Die Schwester war zu einer Kranken unterwegs und versuchte die Pfützen zu umgehen. Ein Jugendlicher unserer Gemeinde fuhr mit angelegten Ohren auf dem Fahrrad ihr entgegen. Er fuhr Slalom und sah Schwester Anna erst, als es zu spät war. Beide stürzten. Dem Jugendlichen war nichts weiter passiert. Die Schwester lag lange im Mutterhaus krank. In dieser Zeit übernahm die Uentroper Gemeindeschwester das Pflegen in Werries.


1963 wurde Schwester Anna 65 Jahre alt. Sie bekam ab Anfang 1964 ihre Rente. Sie hatte sich aber bereit erklärt, zu bleiben und den Dienst weiterhin zu versehen. 1965 baten wir sie trotzdem zu gehen. Damals verstanden viele diesen Schritt nicht. Doch die Unruhe unter den Mitarbeitern nahm kein Ende.


Schwester Anna wurde 90 Jahre alt. Sie lebte im Diakonissenmutterhaus in Witten. Bis zu ihrem Tod hat sie uns regelmäßig besucht.

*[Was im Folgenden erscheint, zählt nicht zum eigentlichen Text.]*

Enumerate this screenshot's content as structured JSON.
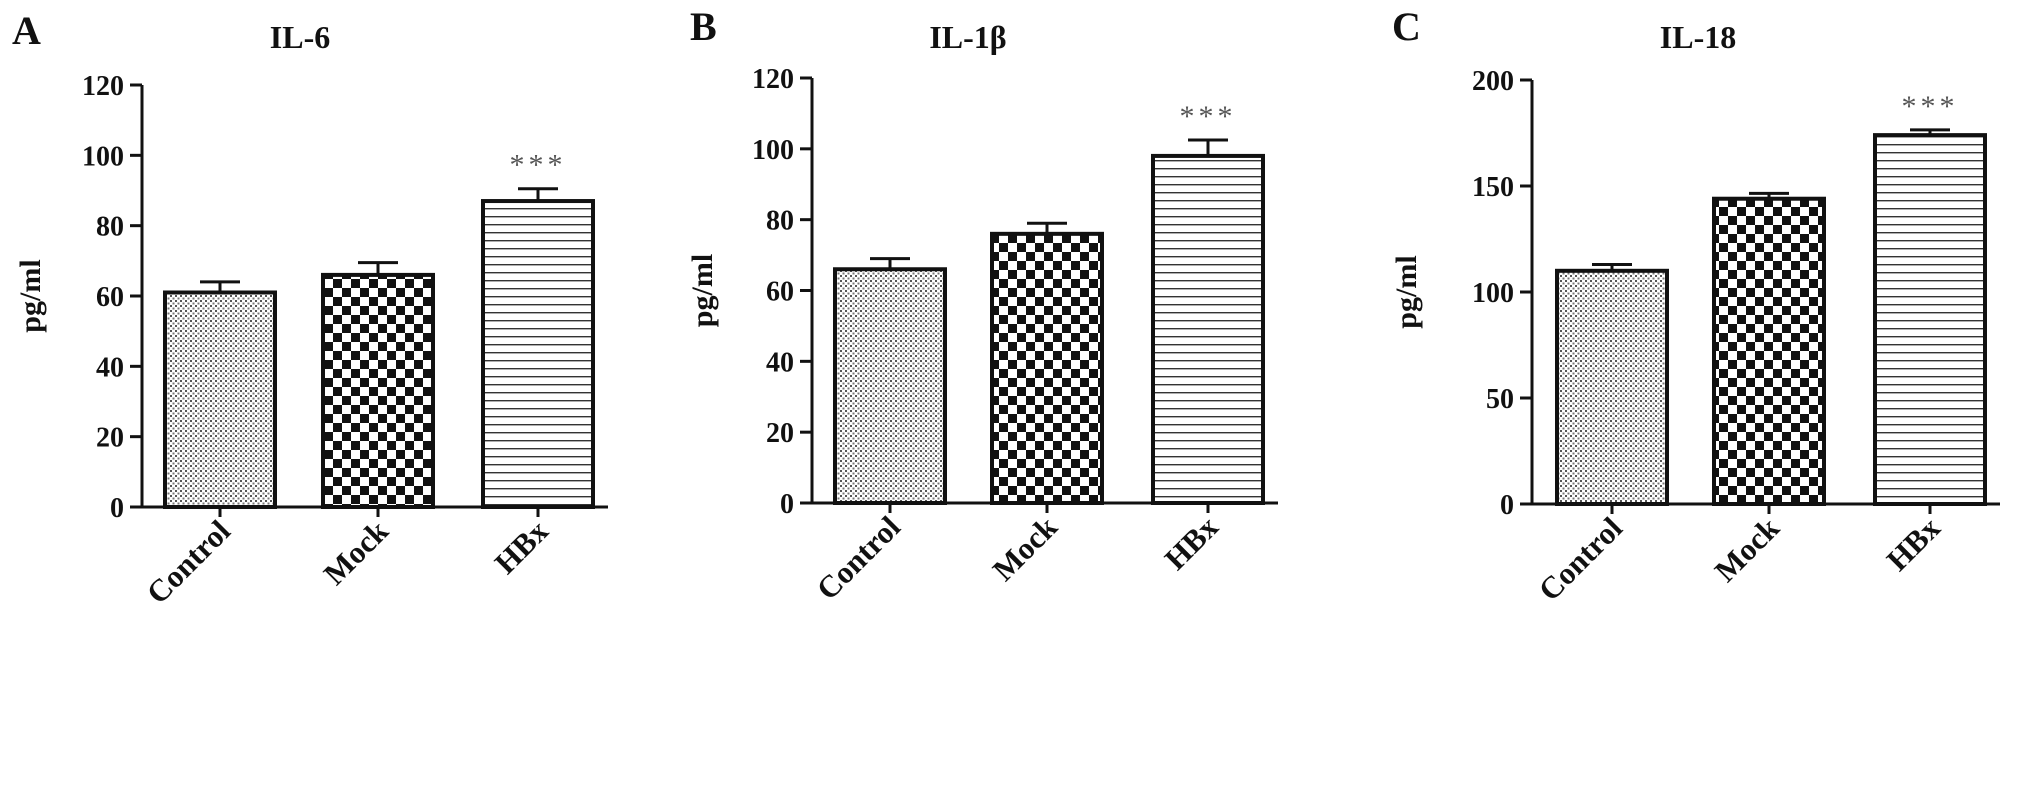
{
  "chart_data": [
    {
      "type": "bar",
      "panel": "A",
      "title": "IL-6",
      "ylabel": "pg/ml",
      "xlabel": "",
      "categories": [
        "Control",
        "Mock",
        "HBx"
      ],
      "values": [
        61,
        66,
        87
      ],
      "errors": [
        3,
        3.5,
        3.5
      ],
      "ylim": [
        0,
        120
      ],
      "yticks": [
        0,
        20,
        40,
        60,
        80,
        100,
        120
      ],
      "annotations": [
        {
          "category": "HBx",
          "text": "***"
        }
      ]
    },
    {
      "type": "bar",
      "panel": "B",
      "title": "IL-1β",
      "ylabel": "pg/ml",
      "xlabel": "",
      "categories": [
        "Control",
        "Mock",
        "HBx"
      ],
      "values": [
        66,
        76,
        98
      ],
      "errors": [
        3,
        3,
        4.5
      ],
      "ylim": [
        0,
        120
      ],
      "yticks": [
        0,
        20,
        40,
        60,
        80,
        100,
        120
      ],
      "annotations": [
        {
          "category": "HBx",
          "text": "***"
        }
      ]
    },
    {
      "type": "bar",
      "panel": "C",
      "title": "IL-18",
      "ylabel": "pg/ml",
      "xlabel": "",
      "categories": [
        "Control",
        "Mock",
        "HBx"
      ],
      "values": [
        110,
        144,
        174
      ],
      "errors": [
        3,
        2.5,
        2.5
      ],
      "ylim": [
        0,
        200
      ],
      "yticks": [
        0,
        50,
        100,
        150,
        200
      ],
      "annotations": [
        {
          "category": "HBx",
          "text": "***"
        }
      ]
    }
  ],
  "colors": {
    "axis": "#111111",
    "bar_outline": "#111111",
    "annotation": "#555555"
  },
  "patterns": [
    "fine-dots",
    "checkerboard",
    "horizontal-lines"
  ]
}
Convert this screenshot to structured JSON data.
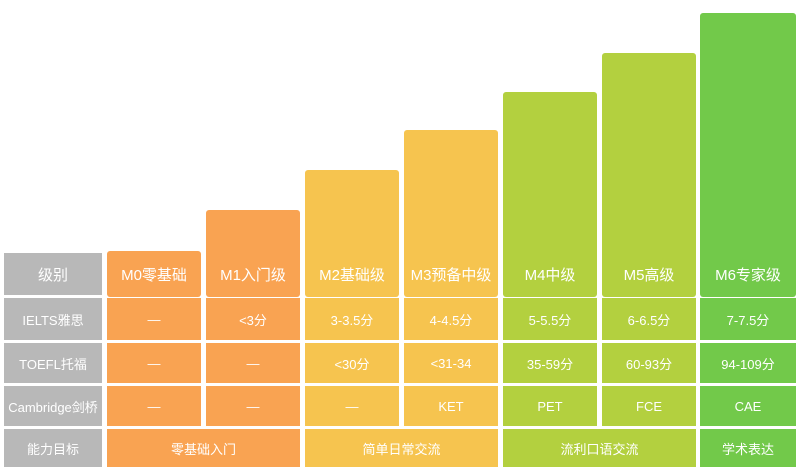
{
  "row_headers": {
    "level": "级别",
    "ielts": "IELTS雅思",
    "toefl": "TOEFL托福",
    "cambridge": "Cambridge剑桥",
    "goal": "能力目标"
  },
  "levels": [
    {
      "name": "M0零基础",
      "ielts": "—",
      "toefl": "—",
      "cambridge": "—",
      "color": "#f9a352"
    },
    {
      "name": "M1入门级",
      "ielts": "<3分",
      "toefl": "—",
      "cambridge": "—",
      "color": "#f9a352"
    },
    {
      "name": "M2基础级",
      "ielts": "3-3.5分",
      "toefl": "<30分",
      "cambridge": "—",
      "color": "#f6c44f"
    },
    {
      "name": "M3预备中级",
      "ielts": "4-4.5分",
      "toefl": "<31-34",
      "cambridge": "KET",
      "color": "#f6c44f"
    },
    {
      "name": "M4中级",
      "ielts": "5-5.5分",
      "toefl": "35-59分",
      "cambridge": "PET",
      "color": "#b3d03f"
    },
    {
      "name": "M5高级",
      "ielts": "6-6.5分",
      "toefl": "60-93分",
      "cambridge": "FCE",
      "color": "#b3d03f"
    },
    {
      "name": "M6专家级",
      "ielts": "7-7.5分",
      "toefl": "94-109分",
      "cambridge": "CAE",
      "color": "#72c94a"
    }
  ],
  "goals": [
    {
      "label": "零基础入门",
      "color": "#f9a352"
    },
    {
      "label": "简单日常交流",
      "color": "#f6c44f"
    },
    {
      "label": "流利口语交流",
      "color": "#b3d03f"
    },
    {
      "label": "学术表达",
      "color": "#72c94a"
    }
  ]
}
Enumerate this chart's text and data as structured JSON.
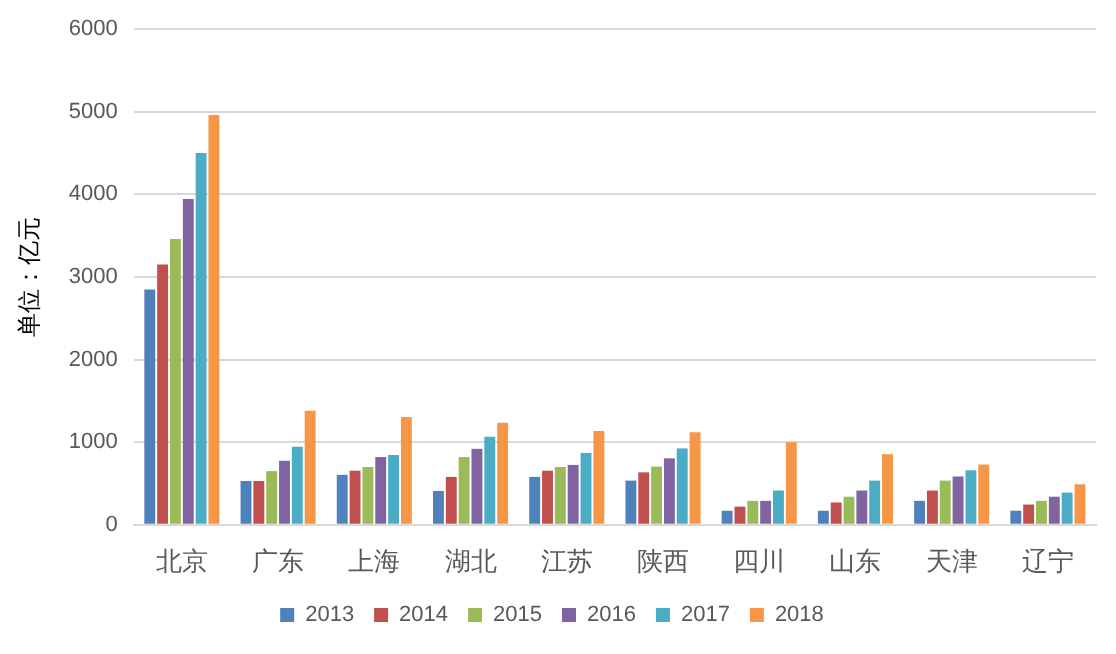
{
  "chart_data": {
    "type": "bar",
    "ylabel": "单位：亿元",
    "categories": [
      "北京",
      "广东",
      "上海",
      "湖北",
      "江苏",
      "陕西",
      "四川",
      "山东",
      "天津",
      "辽宁"
    ],
    "series": [
      {
        "name": "2013",
        "color": "#4f81bd",
        "values": [
          2850,
          530,
          605,
          410,
          580,
          535,
          170,
          170,
          290,
          170
        ]
      },
      {
        "name": "2014",
        "color": "#c0504d",
        "values": [
          3150,
          530,
          655,
          580,
          655,
          635,
          220,
          270,
          415,
          245
        ]
      },
      {
        "name": "2015",
        "color": "#9bbb59",
        "values": [
          3460,
          650,
          700,
          820,
          700,
          705,
          290,
          340,
          535,
          290
        ]
      },
      {
        "name": "2016",
        "color": "#8064a2",
        "values": [
          3945,
          775,
          820,
          920,
          725,
          805,
          290,
          415,
          585,
          340
        ]
      },
      {
        "name": "2017",
        "color": "#4bacc6",
        "values": [
          4500,
          945,
          845,
          1065,
          870,
          925,
          415,
          535,
          660,
          390
        ]
      },
      {
        "name": "2018",
        "color": "#f79646",
        "values": [
          4960,
          1380,
          1305,
          1235,
          1135,
          1120,
          1000,
          855,
          730,
          490
        ]
      }
    ],
    "ylim": [
      0,
      6000
    ],
    "yticks": [
      0,
      1000,
      2000,
      3000,
      4000,
      5000,
      6000
    ],
    "grid": "y",
    "legend": "bottom"
  }
}
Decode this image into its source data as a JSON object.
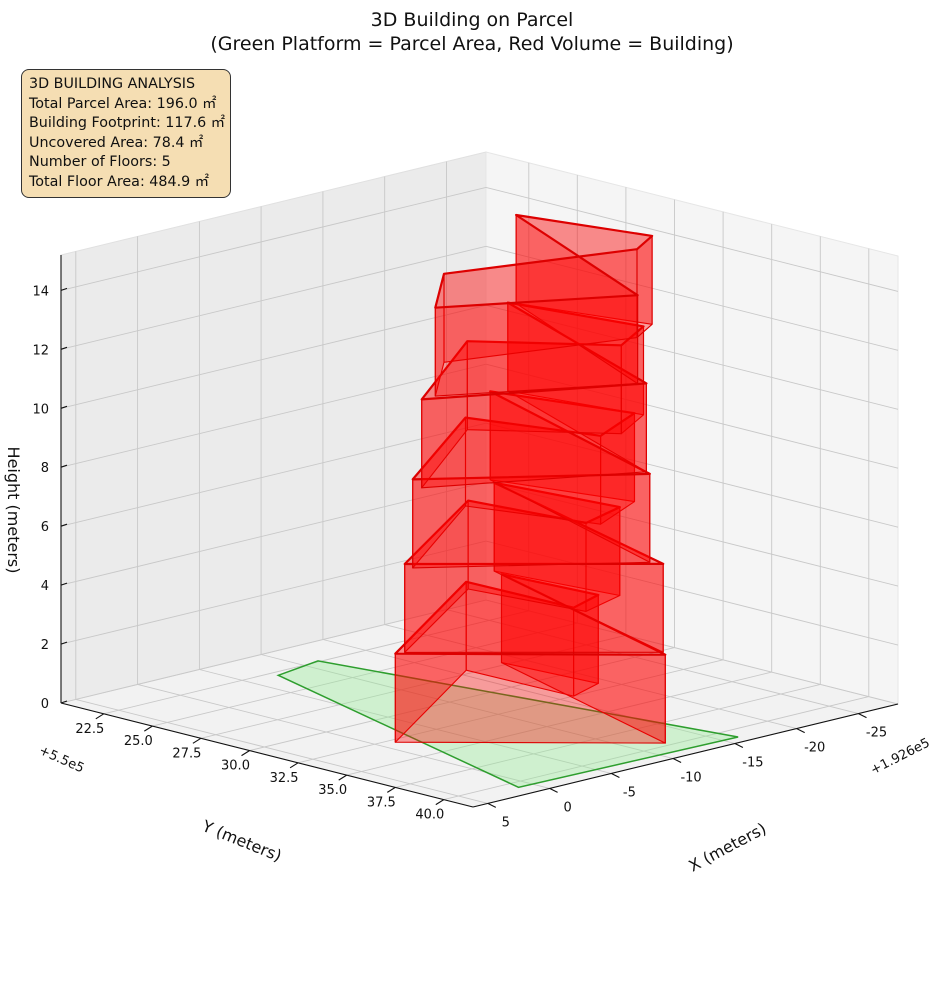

Eine große Freude war für viele Gemeindeglieder, dass Pfarrer Schiemann mit Frau, Tochter und Schwiegersohn uns am zweiten Pfingsttag besuchten. Schiemann arbeitete bei deutschen Kolonisten in Brasilien. Er hatte seit 1947 seinen ersten Deutschland Urlaub bekommen. Wir gaben ihm aus Freude und Dankbarkeit für seine Arbeit in Werries einen Anzugapparat und ein Posaunenquartett für seine Gemeinde mit. 1965 kam die „Synodalvisitation“ zu uns nach Werries. Eine Woche lang besuchten Superintendent und Vertreter des Kirchenkreises Gottesdienste und Gruppenstunden. Sie sprachen mit dem Presbyterium ohne mein Beisein. Sie besichtigten die Gebäude und den Friedhof und überprüften die Kassenbücher. Zum Abschluss interviewte ein Mitglied der Kirchenleitung die Pfarrfamilie. Der Abschlussbericht sah die Dinge bei uns rosiger, als sie wirklich waren.


Auch auf den Kirchengrundstücken kompostierten wir die Grünabfälle und verwerteten sie auf unseren Grundstücken wieder. Auch das sparte Geld. Schließlich heizten wir die Kirche nicht mehr so stark auf. Die Gottesdienstbesucher behielten im Winter doch während des Gottesdienstes ihre Mäntel an, sodass es genügte auf 17 – 18 Grad aufzuheizen. Wir mühten uns, Licht zu löschen, wo es nicht mehr gebraucht wurde, um Energie zu sparen.